I don’t need to label myself one way or another. After all, I’m really not supporting a candidate. I’m supporting my country, the United States of America.

All Americans should be doing the same.

Longing for a Leader

The Queen’s speech reminds me that America has no leader.

I was taking my trash to the “curb” (2 miles away) when Her Majesty The Queen of England spoke from Windsor Castle on live television to her people. The rest of the world listened in. I heard about the speech on Twitter and it only took a moment to find a video of it, tweeted by @RoyalFamily:

I watched it. And I cried.

I cried because I miss the days when Americans had a leader who could speak so eloquently, so selflessly, so encouragingly to the people of our country to help us through difficult times.

I cried because I miss the days when America was a country I could be proud of, with a leader who could actually lead.

As an American, I’m tired of being lied to and treated like an idiot by Trump’s administration. I’m tired of being angry as I sit by helplessly watching the grifter-in-chief enrich himself, his family, and his friends at the expense of taxpayers. I’m tired of poor decisions taking us backwards, step by step, in science and ecological responsibilities. Of broken promises making enemies out of friends. Of a man who is making us the laughing stock of the world every time he opens his mouth.

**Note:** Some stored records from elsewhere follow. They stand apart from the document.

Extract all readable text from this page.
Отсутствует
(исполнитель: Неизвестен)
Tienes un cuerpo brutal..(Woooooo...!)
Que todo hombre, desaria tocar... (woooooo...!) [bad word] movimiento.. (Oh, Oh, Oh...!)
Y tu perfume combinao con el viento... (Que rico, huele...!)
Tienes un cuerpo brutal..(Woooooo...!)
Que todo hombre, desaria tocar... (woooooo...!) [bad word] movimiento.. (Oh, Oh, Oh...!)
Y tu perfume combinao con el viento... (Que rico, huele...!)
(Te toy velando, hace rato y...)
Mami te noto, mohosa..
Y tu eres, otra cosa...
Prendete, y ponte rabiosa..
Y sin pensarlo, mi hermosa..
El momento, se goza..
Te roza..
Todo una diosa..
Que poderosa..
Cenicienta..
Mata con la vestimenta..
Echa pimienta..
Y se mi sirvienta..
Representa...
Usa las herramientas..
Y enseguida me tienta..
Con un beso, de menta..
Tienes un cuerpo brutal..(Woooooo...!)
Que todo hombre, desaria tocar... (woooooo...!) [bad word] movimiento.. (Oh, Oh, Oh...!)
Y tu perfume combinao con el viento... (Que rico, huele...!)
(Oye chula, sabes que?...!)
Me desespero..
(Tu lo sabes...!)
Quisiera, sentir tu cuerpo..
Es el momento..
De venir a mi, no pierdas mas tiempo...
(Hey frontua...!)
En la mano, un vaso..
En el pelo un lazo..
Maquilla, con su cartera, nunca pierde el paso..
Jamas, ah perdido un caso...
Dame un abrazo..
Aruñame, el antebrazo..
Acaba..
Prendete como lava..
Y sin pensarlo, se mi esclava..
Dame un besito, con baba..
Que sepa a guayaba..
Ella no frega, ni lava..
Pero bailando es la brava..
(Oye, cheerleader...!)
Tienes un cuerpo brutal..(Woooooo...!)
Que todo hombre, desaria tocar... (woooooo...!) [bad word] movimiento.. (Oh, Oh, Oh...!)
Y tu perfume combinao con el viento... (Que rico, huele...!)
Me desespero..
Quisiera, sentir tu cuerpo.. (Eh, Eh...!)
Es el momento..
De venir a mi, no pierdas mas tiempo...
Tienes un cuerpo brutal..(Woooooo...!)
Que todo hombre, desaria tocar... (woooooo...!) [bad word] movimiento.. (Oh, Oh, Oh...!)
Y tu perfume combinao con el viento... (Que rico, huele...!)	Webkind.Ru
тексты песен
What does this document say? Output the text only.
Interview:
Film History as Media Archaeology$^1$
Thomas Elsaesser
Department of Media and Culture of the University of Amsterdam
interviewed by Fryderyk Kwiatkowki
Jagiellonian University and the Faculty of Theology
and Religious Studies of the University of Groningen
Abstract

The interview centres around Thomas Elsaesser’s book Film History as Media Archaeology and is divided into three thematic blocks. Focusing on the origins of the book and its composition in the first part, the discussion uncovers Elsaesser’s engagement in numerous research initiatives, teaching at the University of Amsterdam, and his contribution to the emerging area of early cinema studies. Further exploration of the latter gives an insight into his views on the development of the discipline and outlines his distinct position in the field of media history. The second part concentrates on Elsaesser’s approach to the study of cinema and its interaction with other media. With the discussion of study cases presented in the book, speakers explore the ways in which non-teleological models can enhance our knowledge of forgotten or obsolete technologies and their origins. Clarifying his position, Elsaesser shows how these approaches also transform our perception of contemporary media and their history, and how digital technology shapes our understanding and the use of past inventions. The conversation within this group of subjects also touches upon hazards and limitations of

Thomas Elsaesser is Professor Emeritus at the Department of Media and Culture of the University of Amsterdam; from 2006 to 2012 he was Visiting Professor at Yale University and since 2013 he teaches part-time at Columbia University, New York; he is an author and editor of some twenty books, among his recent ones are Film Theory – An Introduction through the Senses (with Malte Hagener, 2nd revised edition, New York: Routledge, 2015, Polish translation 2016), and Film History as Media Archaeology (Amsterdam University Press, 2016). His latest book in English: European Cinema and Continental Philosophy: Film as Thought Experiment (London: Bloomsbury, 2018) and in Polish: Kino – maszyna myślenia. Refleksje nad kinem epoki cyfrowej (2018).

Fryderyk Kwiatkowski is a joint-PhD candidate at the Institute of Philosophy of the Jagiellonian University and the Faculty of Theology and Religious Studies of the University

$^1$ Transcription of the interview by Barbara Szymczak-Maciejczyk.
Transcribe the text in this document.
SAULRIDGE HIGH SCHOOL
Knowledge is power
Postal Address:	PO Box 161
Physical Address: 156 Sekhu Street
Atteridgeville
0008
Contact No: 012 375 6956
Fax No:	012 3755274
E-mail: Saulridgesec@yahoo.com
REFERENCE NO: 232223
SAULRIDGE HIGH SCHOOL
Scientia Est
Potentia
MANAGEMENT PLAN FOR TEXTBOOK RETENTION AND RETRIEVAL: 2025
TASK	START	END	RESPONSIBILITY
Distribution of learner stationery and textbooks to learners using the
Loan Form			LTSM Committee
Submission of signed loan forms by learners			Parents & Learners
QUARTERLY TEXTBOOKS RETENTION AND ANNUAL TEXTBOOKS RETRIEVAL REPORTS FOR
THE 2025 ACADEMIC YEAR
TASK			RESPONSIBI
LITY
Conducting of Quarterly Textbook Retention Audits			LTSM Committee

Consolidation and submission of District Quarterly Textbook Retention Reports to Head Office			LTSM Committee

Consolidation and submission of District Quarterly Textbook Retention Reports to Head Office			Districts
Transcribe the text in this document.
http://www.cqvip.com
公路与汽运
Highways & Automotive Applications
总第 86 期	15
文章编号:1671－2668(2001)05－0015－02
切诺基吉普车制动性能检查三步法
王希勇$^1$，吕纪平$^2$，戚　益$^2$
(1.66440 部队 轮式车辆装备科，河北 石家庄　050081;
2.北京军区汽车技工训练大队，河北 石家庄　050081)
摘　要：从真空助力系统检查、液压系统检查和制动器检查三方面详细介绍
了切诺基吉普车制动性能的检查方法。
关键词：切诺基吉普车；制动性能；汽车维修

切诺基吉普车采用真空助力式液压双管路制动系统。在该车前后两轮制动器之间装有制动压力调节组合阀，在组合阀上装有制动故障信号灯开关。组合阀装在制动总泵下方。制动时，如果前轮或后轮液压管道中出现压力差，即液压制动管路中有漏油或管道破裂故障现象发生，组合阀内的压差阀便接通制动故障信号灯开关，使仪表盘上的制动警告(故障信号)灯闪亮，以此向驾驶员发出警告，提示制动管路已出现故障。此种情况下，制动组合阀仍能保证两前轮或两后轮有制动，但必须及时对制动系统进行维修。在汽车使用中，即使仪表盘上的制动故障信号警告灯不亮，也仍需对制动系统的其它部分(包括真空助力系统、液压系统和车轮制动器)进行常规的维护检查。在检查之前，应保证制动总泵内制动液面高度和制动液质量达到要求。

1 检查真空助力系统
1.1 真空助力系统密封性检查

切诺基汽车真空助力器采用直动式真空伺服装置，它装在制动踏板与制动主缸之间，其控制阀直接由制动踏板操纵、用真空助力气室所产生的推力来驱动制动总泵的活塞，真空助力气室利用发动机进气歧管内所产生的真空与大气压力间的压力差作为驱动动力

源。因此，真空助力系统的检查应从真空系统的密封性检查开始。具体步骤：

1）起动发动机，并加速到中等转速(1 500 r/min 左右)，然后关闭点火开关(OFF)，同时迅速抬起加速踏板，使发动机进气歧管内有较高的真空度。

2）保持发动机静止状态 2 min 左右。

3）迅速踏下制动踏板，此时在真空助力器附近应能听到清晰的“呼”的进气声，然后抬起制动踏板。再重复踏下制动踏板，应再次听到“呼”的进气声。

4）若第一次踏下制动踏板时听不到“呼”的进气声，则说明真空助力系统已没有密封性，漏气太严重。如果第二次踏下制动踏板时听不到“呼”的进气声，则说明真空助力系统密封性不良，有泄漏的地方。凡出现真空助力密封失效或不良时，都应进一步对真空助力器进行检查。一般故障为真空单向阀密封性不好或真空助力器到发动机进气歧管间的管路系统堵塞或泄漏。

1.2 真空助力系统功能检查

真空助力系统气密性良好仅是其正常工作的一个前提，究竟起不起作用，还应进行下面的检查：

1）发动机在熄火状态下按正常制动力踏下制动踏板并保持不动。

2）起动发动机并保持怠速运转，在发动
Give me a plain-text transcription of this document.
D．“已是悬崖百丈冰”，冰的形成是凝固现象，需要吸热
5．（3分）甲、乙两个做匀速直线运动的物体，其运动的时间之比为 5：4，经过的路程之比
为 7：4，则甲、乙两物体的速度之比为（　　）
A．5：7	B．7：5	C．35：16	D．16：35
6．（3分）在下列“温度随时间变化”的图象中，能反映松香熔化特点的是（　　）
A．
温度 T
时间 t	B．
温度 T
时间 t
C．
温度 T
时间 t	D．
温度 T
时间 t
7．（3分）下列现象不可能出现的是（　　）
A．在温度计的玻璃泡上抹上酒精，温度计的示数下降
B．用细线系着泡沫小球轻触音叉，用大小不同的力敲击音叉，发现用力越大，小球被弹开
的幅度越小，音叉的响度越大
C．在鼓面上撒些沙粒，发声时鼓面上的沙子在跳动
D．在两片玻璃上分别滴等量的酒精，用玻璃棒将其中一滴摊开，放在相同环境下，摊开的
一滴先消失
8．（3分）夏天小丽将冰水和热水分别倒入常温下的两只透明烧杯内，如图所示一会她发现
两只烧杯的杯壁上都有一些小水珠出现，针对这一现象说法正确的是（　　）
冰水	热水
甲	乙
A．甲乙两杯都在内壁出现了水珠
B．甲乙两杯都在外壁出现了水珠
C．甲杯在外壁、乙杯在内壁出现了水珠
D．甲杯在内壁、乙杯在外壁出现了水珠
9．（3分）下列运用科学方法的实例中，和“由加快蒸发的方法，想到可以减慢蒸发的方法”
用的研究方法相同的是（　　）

I’m tired of a president who spews hate and bigotry that divide our country, turning friend against friend and ripping families apart. Of the constant stream of outrageous statements or behaviors to distract the people from what’s really going on behind the scenes — the political maneuvering to take down opponents and get away with whatever he wants.

And I’m sick about the way Trump has handled the entire coronavirus situation, from the moment he first addressed the issue and downplayed its potential consequences to his daily rally substitutes full of lies and misinformation to more recent revelations regarding him sending emergency equipment to red states when blue states were in dire circumstances.

So as I watched the Queen address her people for only the fourth time in her 68 years of reign, all I could think about was how calming and encouraging and adult her words were. She was saying what needed to be said to encourage Britons to do the right thing, to work together to stop the spread of the virus. She was complementing them on their efforts, she was praising the emergency medical workers, she was admitting that it wasn’t going to be easy but by working together they’d all get through it. She was bringing her people together.

She wasn’t downplaying the problem. She wasn’t pointing fingers or making excuses. She wasn’t playing political games. She wasn’t bragging about her ratings on Facebook or complaining that people weren’t being nice to her.

No. That’s because she’s an adult. Because she’s a leader — even if in name only — who knows how to lead.

And that’s why I cried. I cried because that’s what I want to see in America, too.

I can’t wait until we get this orange clown and his cronies out of office.